As taxas de juros dos empréstimos também ainda estão sendo negociadas. A equipe econômica de Lula quer que o BNDES cobre tarifas padrão, mas as companhias aéreas pedem condições mais favoráveis, disse uma das pessoas.
As companhias aéreas da América Latina têm enfrentado dificuldades desde a pandemia, com os governos oferecendo pouca ajuda ao setor. Em 2020, a Latam entrou com pedido de recuperação nos Estados Unidos, conhecido como Chapter 11, e conseguiu se recuperar.
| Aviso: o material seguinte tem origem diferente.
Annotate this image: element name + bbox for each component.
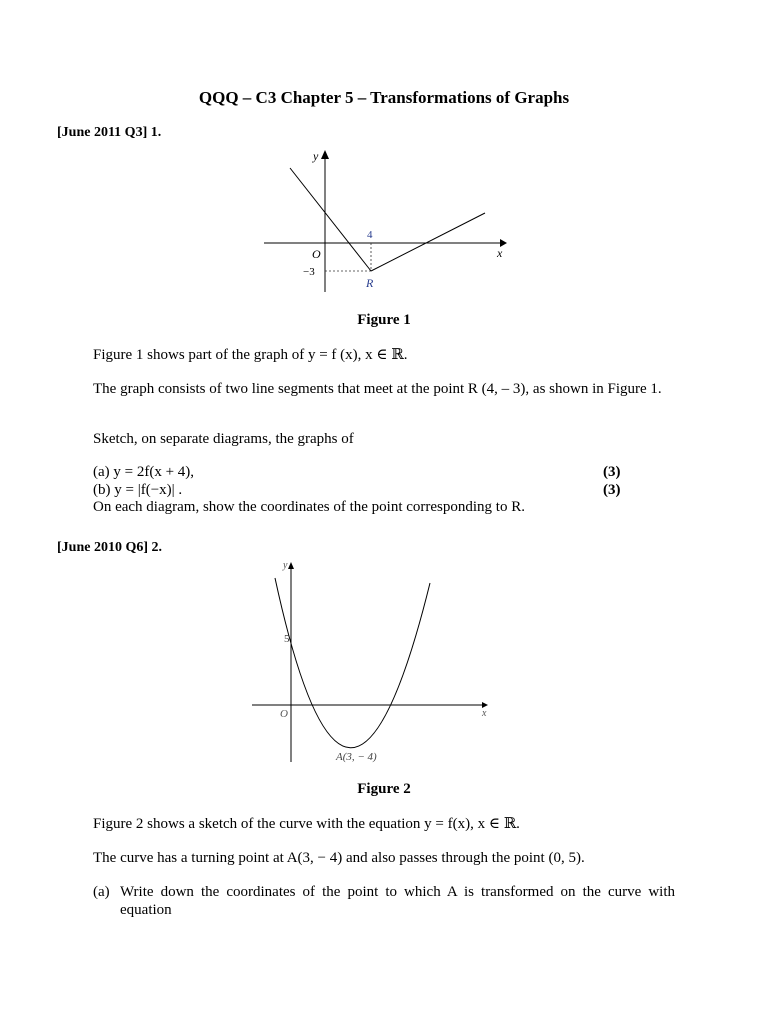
y-axis-label: y — [313, 149, 319, 163]
x-axis-label: x — [497, 246, 503, 260]
q1-part-a-text: (a) y = 2f(x + 4), — [93, 464, 195, 480]
q1-part-b-marks: (3) — [603, 482, 621, 498]
q1-text-1: Figure 1 shows part of the graph of y = f (x), x ∈ ℝ. — [93, 347, 408, 363]
q1-text-2: The graph consists of two line segments that meet at the point R (4, – 3), as shown in Figure 1. — [93, 381, 662, 397]
q1-part-a-marks: (3) — [603, 464, 621, 480]
x-axis-label-2: x — [482, 708, 487, 719]
question-2-heading: [June 2010 Q6] 2. — [57, 540, 162, 555]
question-1-heading: [June 2011 Q3] 1. — [57, 125, 162, 140]
figure-1-caption: Figure 1 — [357, 312, 411, 328]
tick-y-label-2: 5 — [284, 633, 290, 645]
q2-part-a-label: (a) — [93, 884, 110, 900]
parabola-curve — [275, 578, 430, 748]
origin-label: O — [312, 247, 321, 261]
q2-part-a-text: Write down the coordinates of the point to which A is transformed on the curve with equation — [120, 884, 675, 918]
point-r-label: R — [366, 276, 374, 290]
origin-label-2: O — [280, 708, 288, 720]
page-title: QQQ – C3 Chapter 5 – Transformations of Graphs — [198, 88, 570, 107]
figure-2-caption: Figure 2 — [357, 781, 411, 797]
q1-text-3: Sketch, on separate diagrams, the graphs of — [93, 431, 354, 447]
q1-part-b-text: (b) y = |f(−x)| . — [93, 482, 183, 498]
point-a-label: A(3, − 4) — [336, 751, 377, 763]
tick-y-label: −3 — [303, 266, 315, 278]
tick-x-label: 4 — [367, 229, 373, 241]
q2-text-1: Figure 2 shows a sketch of the curve with the equation y = f(x), x ∈ ℝ. — [93, 816, 520, 832]
q2-text-2: The curve has a turning point at A(3, − 4) and also passes through the point (0, 5). — [93, 850, 585, 866]
q1-text-4: On each diagram, show the coordinates of the point corresponding to R. — [93, 499, 525, 515]
y-axis-label-2: y — [283, 560, 288, 571]
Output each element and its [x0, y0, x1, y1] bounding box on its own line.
A Gol, por sua vez, pediu proteção aos credores em janeiro, após uma dúzia de tentativas de reestruturação de sua dívida.
Ao mesmo tempo, as tarifas dispararam em meio aos altos custos de combustível, à escassez de aeronaves e a um excesso de ações judiciais de clientes insatisfeitos.
O plano de Lula pode beneficiar particularmente a Azul, que enfrenta pagamentos de juros elevados para pagar a sua dívida mais pesada, de acordo com Chimenti. A rival Latam tem uma estrutura de capital mais enxuta depois de sair da recuperação judicial, focando agora no refinanciamento da sua dívida. “A Latam não precisa de capital nem de nenhuma nova dívida”, disse a analista da Moody’s.
“A Azul seria a maior beneficiária porque não reduziu os níveis de endividamento e tem maiores necessidades de caixa”, disse Chimenti. Embora a Azul tenha conseguido alargar o vencimento da sua dívida até pelo menos 2028, a empresa ainda precisa gerar fluxo de caixa suficiente para cobrir os seus custos operacionais e de leasing, acrescentou.
A elegibilidade da Gol para receber ajuda do governo permanece um ponto de interrogação, uma vez que a empresa está conduzindo seu processo via Chapter 11 nos EUA. De acordo com a legislação brasileira, quem está reestruturando suas dívidas judicialmente enfrenta restrições no acesso ao crédito de recursos públicos.
Qualquer dívida adicional do governo precisaria ser aprovada por um juiz e incluída no plano de financiamento de saída da empresa, disse Chimenti.
Houve conversas sobre a possibilidade de a Gol solicitar o auxílio por meio do Abra Group, holding colombiana que controla a Gol e a Avianca, segundo pessoas familiarizadas com o assunto. Abra não respondeu a um pedido de comentário.
O Brasil tem trabalhado num plano para ajudar o setor aéreo e reduzir tarifas desde que Lula tomou posse, mas a oposição da equipe econômica atrasou o processo. O Ministério da Fazenda, por exemplo, questionou a urgência de resgatar o setor em meio a preocupações com gastos excessivos e às negociações da Azul para se fundir com a Gol.
Solução Estrutural
Segundo Ceron, o governo precisava de mais tempo para observar como as empresas lidariam com seus problemas financeiros. No final, optou por trabalhar numa solução estrutural em vez de apenas prestar ajuda de emergência. O foco, disse o secretário do Tesouro, é ajudar as companhias aéreas a obter financiamento de longo prazo mais barato.
Por mais que Lula queira tornar os voos mais acessíveis, Chimenti não vê qualquer potencial para as transportadoras reduzirem as tarifas, dada a situação das suas finanças. E o pacote de ajuda pouco auxiliaria, uma vez que os custos continuam elevados e as restrições de oferta persistem.
“A Gol está no meio do Chapter 11, a Latam está na saída, e a Azul tem uma situação de balanço mais complicada”, disse a analista da Moody’s. “Não vejo uma motivação comercial para as empresas reduzirem as tarifas, a não ser que isso seja algo subsidiado ou imposto pelo governo.”